Taking inspiration from the natural world, where some animals utilise tails for balance, this paper presents a Supernumerary Robotic Limb (SRL), in this case a wearable robotic tail, to support human balance. We showcase the modelling, design, manufacturing, and testing of the tail. It is mounted to a wearable harness, allowing for fast setup and easy don and doffing, i.e. attachment and removal. The tail's rotation is determined by the distance of a carried load from the user's body, with actuating motors serving the dual purpose of controlling the tail and acting as the counterbalance. This characteristic gives a higher counterweight to overall weight ratio when compared to related devices. Testing has demonstrated an accuracy of 89 % in position control and a rapid 57 ms response time.
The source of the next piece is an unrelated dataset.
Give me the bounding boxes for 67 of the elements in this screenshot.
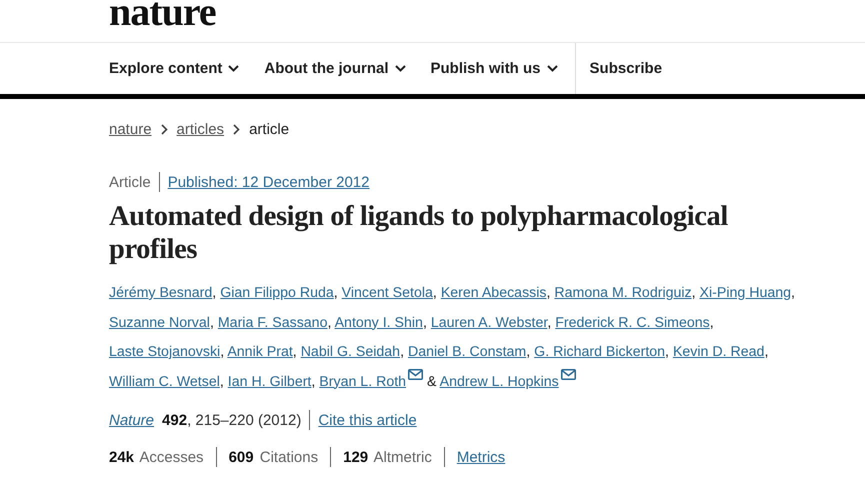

In trials with a healthy human participant, the system assists with balance, resulting in a 59 % smaller displacement of Centre of Pressure (CoP) when lifting a weight, contributing to better balance and safer posture. Wearable robotic systems such as this tail have the potential to be used in industries where manual labour often involves lifting heavy objects or adopting awkward postures.

If the robot tail concept has remained niche, the Queen Mary group shows the idea yet has… legs.